LAFCO agreed to meet with Delvac over his concerns after he said Universal does not mind being split between two jurisdictions but believes three would be too many.

Boundaries for the proposed cities were also adjusted by the commission Wednesday.

The agency voted to move 3,000 Cahuenga Pass residents from a theoretical new San Fernando Valley city to a theoretical new city of Hollywood.

"They prefer to be in the city of Hollywood, which they identify with," LAFCO Executive Director Larry Calemine said.

At the same time, several homeowner groups and businesses have asked to be excluded from the proposed city of Hollywood. The projected population of a Hollywood city--206,000--would be cut in half if all the requests were granted, Calemine said.

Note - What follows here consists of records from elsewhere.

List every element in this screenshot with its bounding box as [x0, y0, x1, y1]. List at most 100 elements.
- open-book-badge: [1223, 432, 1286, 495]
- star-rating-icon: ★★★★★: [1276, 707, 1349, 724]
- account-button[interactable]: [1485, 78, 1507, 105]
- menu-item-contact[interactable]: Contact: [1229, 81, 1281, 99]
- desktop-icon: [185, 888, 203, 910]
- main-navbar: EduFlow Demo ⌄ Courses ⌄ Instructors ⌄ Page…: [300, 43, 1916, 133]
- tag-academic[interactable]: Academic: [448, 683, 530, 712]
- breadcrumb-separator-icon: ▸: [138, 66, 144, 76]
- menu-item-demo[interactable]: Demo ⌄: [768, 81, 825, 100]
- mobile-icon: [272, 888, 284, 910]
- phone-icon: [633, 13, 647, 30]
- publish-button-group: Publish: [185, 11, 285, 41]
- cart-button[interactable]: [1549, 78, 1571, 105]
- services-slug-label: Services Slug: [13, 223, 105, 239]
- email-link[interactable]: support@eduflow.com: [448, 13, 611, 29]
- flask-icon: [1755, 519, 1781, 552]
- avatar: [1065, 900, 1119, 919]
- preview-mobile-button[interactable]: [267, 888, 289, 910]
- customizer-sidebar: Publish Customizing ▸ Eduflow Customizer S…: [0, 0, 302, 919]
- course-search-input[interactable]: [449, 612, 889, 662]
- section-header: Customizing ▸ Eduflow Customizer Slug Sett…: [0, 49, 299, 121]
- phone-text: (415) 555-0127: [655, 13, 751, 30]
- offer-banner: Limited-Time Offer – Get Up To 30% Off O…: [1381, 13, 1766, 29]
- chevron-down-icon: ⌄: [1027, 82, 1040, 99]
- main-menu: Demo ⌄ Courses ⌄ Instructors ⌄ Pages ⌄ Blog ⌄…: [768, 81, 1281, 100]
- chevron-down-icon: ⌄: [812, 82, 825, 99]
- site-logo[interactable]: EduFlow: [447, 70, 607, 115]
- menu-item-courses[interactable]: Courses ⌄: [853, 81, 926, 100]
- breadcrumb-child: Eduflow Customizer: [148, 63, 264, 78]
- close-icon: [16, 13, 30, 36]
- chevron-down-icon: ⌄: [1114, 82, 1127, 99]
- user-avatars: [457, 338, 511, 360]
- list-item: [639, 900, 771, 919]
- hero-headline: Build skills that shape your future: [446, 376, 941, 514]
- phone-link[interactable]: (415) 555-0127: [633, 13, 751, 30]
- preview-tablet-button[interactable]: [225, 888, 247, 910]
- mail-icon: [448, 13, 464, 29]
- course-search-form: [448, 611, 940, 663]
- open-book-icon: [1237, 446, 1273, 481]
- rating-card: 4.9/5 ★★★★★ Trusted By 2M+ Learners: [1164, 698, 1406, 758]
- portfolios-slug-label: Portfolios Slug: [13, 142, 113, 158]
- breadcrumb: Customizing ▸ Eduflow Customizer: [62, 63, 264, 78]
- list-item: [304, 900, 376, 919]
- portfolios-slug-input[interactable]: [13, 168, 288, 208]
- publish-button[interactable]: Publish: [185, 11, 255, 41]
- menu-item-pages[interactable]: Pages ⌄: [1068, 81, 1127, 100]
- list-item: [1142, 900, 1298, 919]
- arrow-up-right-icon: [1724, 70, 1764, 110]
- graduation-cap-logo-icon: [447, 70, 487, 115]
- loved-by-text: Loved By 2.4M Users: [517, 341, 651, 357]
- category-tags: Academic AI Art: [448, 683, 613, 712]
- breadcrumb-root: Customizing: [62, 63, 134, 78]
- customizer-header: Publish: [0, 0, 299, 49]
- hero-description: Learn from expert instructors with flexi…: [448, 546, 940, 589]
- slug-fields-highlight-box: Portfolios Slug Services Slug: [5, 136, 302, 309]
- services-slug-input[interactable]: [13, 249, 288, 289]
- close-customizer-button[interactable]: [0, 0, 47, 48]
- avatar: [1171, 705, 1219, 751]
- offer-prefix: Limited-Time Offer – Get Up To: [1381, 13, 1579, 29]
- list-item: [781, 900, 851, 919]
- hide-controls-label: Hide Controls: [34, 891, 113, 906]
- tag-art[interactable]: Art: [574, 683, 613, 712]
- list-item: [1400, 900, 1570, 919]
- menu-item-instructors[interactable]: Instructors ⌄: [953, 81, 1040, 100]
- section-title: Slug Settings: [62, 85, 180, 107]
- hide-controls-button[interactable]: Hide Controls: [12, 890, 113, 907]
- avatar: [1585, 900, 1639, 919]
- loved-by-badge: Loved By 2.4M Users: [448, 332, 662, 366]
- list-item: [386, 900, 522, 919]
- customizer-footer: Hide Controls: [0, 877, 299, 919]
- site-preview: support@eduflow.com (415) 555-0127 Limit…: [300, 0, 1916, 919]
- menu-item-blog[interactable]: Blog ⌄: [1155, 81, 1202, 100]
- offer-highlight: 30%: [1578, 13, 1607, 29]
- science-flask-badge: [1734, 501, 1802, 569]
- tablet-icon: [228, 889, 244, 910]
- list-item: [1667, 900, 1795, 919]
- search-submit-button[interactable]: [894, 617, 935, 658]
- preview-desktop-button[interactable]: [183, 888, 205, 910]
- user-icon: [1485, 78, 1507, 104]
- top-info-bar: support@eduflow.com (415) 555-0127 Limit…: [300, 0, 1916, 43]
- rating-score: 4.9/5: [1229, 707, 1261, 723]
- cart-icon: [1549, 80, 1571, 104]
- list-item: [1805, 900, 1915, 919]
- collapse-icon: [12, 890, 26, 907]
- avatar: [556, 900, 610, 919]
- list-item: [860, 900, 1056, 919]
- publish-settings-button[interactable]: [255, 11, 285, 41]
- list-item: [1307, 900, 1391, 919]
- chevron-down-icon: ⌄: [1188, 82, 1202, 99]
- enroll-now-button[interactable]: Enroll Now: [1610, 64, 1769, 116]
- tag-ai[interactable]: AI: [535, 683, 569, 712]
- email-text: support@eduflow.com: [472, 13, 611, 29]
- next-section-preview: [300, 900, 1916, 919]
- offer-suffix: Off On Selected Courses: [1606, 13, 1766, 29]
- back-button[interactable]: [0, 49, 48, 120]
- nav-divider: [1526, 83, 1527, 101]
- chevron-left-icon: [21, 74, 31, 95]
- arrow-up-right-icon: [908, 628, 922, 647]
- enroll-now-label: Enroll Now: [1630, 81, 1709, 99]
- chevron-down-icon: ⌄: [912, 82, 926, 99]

The groups wanting their neighborhoods removed include the Melrose Neighborhood Assn., the Hancock Park Neighborhood Assn., the Larchmont Village Homeowners Assn., the Beverly/Wilshire Homeowners Assn., the Wilshire Homeowners Alliance and the East Hollywood Community Assn. Developer Gilmore Co. also asked that the Farmers Market be excluded.

As a compromise, the commission tentatively proposed that all areas south of Melrose Avenue be removed.

The panel also discussed a recent finding that a Valley city would not be entitled to $30 million in property transfer taxes it now receives annually as part of Los Angeles, creating another budget hole that would need to be plugged. A Valley city would produce an annual surplus of $7 million the first three years, according to previous estimates.

The president of the secessionist organization Valley VOTE, Jeff Brain, promised the commission that his group would deliver a plan Monday that could cut $200 million from the $1-billion cost of delivering services to a new Valley city.